The Passantinos assure us that the Bible, lacking the new wisdom of Freud, et al., is deficient in its understanding of “human nature” and therefore needs to be supplemented with psychology. They offer Christian psychology’s new good news for the troubled heart: humanist apostles of psychology have discovered new truths to make up for biblical deficiency and to provide the church at last with the under- standing and tools it has lacked for 1,900 years. They write,

[N]ot everything about human nature is completely explained in Scripture...we can come to a more complete, comprehensive understanding of human nature by a variety of [lately discovered] truth-gathering activities, including observation, rational evaluation, assessment, and application of what we already know to be true....

The CRI articles reflect a tragic misunderstanding of what Jesus meant by “truth” when He said, “If ye continue in my word, then are ye my disciples indeed; and ye shall know the truth, and the truth shall make you free” (Jn:8:31-32). The Passantinos consider anything factual to be part of “God’s truth”: “100 times 100 equals 10,000, and we can count on that as ‘God’s truth’ because it corresponds to reality....” On the contrary, the Jews would have readily acknowledged that 100 times 100 equals 10,000—yet Christ said they would not believe the truth.

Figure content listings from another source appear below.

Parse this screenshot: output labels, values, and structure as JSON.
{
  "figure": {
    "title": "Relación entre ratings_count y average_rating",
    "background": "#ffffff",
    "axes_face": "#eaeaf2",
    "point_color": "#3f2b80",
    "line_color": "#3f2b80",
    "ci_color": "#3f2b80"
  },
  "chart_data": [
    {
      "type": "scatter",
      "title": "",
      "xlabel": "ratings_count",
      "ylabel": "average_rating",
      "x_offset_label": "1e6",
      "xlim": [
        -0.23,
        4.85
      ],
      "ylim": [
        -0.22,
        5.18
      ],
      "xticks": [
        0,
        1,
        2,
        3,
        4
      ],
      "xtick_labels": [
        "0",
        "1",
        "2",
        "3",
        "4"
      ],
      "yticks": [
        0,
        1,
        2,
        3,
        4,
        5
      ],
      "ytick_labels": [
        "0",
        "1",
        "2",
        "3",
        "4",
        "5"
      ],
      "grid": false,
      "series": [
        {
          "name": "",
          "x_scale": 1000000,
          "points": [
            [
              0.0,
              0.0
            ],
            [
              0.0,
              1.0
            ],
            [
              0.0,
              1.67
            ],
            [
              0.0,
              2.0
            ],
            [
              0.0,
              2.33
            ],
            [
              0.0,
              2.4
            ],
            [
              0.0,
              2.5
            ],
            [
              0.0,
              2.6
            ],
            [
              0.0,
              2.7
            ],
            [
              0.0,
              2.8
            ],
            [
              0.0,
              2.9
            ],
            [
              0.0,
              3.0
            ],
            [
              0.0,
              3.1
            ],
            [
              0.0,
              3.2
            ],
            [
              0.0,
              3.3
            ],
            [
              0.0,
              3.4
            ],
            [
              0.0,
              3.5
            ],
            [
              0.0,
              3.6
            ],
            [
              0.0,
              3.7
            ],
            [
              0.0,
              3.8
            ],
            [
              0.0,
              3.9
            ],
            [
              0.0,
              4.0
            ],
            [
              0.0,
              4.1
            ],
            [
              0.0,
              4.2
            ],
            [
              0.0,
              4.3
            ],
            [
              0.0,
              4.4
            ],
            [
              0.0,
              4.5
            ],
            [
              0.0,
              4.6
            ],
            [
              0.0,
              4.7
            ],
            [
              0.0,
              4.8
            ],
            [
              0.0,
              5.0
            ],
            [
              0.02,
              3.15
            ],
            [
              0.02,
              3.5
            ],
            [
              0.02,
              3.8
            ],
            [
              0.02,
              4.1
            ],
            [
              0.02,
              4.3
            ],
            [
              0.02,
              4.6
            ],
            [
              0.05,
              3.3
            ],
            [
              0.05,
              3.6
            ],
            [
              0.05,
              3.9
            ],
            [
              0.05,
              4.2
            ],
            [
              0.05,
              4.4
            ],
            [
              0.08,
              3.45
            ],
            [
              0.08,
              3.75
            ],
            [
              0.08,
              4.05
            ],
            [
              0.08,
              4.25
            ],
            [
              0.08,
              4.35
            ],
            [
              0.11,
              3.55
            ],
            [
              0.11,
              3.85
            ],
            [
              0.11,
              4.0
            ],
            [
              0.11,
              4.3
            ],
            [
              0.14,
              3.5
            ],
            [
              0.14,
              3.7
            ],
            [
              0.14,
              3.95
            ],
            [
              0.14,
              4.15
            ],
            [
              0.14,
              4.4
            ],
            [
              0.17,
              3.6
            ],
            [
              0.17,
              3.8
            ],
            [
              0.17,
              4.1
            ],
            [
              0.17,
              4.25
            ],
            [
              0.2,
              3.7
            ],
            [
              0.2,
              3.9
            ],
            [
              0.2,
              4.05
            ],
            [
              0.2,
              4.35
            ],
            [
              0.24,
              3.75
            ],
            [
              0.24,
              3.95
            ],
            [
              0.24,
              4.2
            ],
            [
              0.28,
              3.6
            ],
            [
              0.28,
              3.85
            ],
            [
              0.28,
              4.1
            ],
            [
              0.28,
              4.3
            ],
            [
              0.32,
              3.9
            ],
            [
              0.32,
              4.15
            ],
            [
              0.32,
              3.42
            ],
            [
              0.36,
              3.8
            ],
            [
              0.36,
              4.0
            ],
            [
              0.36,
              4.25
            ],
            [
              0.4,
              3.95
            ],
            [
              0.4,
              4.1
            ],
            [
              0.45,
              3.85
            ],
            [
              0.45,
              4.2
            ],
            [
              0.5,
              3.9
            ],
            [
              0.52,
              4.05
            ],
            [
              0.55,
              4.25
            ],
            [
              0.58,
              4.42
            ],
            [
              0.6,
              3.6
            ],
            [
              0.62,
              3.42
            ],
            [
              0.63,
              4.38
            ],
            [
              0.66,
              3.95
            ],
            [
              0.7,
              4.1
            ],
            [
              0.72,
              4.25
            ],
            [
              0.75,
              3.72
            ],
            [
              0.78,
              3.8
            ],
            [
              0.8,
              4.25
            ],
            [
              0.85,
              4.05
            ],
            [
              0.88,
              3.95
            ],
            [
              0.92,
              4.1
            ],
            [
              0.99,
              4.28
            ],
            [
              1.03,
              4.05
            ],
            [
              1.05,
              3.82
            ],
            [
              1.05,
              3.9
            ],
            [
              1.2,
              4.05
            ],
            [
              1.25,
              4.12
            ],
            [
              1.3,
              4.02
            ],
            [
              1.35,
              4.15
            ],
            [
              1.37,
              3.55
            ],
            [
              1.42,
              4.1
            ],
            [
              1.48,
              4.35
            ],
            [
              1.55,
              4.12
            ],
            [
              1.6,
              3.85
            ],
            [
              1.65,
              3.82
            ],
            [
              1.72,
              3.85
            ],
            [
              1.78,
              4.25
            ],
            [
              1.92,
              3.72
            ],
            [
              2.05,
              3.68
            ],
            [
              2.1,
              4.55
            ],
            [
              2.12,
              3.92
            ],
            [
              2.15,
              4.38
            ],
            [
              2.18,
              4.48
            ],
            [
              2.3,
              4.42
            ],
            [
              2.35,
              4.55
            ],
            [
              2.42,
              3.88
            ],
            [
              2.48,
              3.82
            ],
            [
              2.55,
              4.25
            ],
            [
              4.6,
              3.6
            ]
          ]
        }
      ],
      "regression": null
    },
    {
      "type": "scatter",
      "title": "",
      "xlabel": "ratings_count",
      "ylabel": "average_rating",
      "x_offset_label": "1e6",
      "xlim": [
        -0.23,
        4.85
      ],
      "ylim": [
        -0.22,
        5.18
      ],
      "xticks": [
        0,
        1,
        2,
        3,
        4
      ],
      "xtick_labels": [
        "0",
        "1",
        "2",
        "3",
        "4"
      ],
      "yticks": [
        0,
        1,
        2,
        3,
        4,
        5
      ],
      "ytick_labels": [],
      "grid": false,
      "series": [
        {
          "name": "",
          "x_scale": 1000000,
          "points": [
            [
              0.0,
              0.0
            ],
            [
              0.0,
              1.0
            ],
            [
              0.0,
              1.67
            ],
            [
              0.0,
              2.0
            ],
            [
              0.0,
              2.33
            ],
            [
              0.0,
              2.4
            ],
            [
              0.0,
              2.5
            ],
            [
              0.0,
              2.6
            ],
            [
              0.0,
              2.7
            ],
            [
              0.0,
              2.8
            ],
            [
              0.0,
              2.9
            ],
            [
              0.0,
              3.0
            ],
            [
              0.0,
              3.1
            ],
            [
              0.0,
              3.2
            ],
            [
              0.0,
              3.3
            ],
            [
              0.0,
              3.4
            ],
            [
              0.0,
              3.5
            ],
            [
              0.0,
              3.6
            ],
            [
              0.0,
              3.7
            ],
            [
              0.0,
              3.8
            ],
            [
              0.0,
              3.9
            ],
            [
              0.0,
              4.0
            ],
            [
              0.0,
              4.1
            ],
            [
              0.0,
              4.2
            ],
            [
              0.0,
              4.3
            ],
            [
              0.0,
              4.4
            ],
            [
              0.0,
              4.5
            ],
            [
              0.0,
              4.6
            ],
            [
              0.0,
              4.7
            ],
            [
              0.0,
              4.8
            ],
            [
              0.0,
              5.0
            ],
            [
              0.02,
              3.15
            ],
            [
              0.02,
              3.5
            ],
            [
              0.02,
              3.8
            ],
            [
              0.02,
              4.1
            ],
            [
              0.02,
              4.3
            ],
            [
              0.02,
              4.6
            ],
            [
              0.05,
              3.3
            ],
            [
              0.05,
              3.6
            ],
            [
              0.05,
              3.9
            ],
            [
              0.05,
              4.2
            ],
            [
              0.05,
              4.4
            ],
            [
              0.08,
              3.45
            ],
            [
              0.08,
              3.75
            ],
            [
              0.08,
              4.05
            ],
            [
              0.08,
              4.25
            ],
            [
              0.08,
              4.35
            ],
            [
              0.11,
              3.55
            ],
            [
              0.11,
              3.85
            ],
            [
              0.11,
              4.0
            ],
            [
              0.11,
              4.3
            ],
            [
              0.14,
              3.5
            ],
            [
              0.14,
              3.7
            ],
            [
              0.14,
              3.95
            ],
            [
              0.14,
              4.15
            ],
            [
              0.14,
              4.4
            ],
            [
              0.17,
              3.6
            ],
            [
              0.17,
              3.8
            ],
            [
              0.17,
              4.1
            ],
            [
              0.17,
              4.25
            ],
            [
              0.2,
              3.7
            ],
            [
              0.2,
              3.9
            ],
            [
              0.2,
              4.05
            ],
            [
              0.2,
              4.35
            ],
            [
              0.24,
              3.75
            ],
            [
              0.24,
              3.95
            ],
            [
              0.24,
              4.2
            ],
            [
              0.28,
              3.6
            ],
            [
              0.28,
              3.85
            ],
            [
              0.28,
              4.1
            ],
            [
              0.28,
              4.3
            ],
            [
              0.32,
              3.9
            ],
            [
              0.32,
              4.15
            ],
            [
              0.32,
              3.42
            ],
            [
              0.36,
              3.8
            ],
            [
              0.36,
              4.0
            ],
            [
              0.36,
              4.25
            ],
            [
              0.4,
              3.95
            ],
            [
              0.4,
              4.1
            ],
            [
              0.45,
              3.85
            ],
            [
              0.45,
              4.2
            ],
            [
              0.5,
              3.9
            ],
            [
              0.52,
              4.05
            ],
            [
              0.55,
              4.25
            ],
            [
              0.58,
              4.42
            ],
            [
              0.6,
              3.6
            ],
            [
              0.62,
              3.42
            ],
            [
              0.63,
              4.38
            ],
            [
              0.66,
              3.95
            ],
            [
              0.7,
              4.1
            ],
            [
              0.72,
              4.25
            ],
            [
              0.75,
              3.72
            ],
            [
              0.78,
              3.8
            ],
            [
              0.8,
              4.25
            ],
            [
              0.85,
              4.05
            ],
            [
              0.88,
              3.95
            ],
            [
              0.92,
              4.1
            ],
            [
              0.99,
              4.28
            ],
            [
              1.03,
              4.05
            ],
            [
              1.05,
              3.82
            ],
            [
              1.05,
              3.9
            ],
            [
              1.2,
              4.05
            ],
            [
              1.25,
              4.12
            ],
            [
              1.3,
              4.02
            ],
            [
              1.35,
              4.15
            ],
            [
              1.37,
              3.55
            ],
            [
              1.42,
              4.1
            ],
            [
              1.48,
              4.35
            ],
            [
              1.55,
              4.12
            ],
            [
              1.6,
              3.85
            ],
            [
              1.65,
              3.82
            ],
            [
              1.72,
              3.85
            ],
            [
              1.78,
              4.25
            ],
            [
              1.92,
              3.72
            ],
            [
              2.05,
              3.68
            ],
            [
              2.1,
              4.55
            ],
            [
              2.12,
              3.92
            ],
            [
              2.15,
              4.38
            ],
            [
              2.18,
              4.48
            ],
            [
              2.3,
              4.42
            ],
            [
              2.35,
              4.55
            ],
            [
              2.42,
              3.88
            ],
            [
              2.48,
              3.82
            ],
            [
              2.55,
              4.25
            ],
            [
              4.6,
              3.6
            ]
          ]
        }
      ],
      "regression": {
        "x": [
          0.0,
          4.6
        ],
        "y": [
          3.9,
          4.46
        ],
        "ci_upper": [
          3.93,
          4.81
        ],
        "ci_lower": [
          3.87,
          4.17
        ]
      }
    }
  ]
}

Jesus promised that through obedience to His Word His disciples would know the truth—all of it, not part of it. It takes just three verses to expose the folly of the Passantinos’ (and Christian psychology’s) position: “Even the Spirit of truth; whom the world cannot receive...” (Jn:14:17); “[T]he Spirit of truth...will guide you into all truth” (16:13); “But the natural man receiveth not the things of the Spirit of God” for they are foolishness unto him: neither can he know them, because they are spiritually discerned” (1 Cor:2:14).

If the Spirit of truth guides into all truth, and the world cannot receive or know Him, nor can the natural man receive His truth, then the world knows not the truth. When Jesus said to Pilate, “I came to bear witness unto the truth” (Jn:18:37), He didn’t mean science, much less psychology. Nor did He mean worldly wisdom when He said, “[B]ecause I tell you the truth, ye believe me not” (8:45). Clearly, the article reflects a false view of what Christ meant by the truth. Only the Holy Spirit teaches the truth, and only to those whom He indwells and guides. This truth alone can set men free from fear, anxiety, insecurity, selfishness, anger, frustration, a sense of hopelessness and inadequacy and the other symptoms of sin.

Paul writes, “Now we have received, not the spirit of the world, but the spirit which is of God; that we might know the things that are freely given to us of God” (1 Cor:2:12). The “things that are freely given to us of God” are sufficient for “life and godliness” and to make us “perfect, thoroughly furnished unto every good work.” Paul continues: “Which things also we speak, not in the words which man’s wisdom teacheth, but which the Holy Ghost teacheth….”

In contrast to Paul, the Passantinos consider at least some of “the words which man’s wisdom teacheth” to be an essential supplement to the truth of God’s Word. God promise, however, that “love, joy, peace, longsuffering, gentleness, goodness, faith, meekness, temperance” are the “fruit of the Spirit” (Gal:5:22-23), not the fruit of therapy.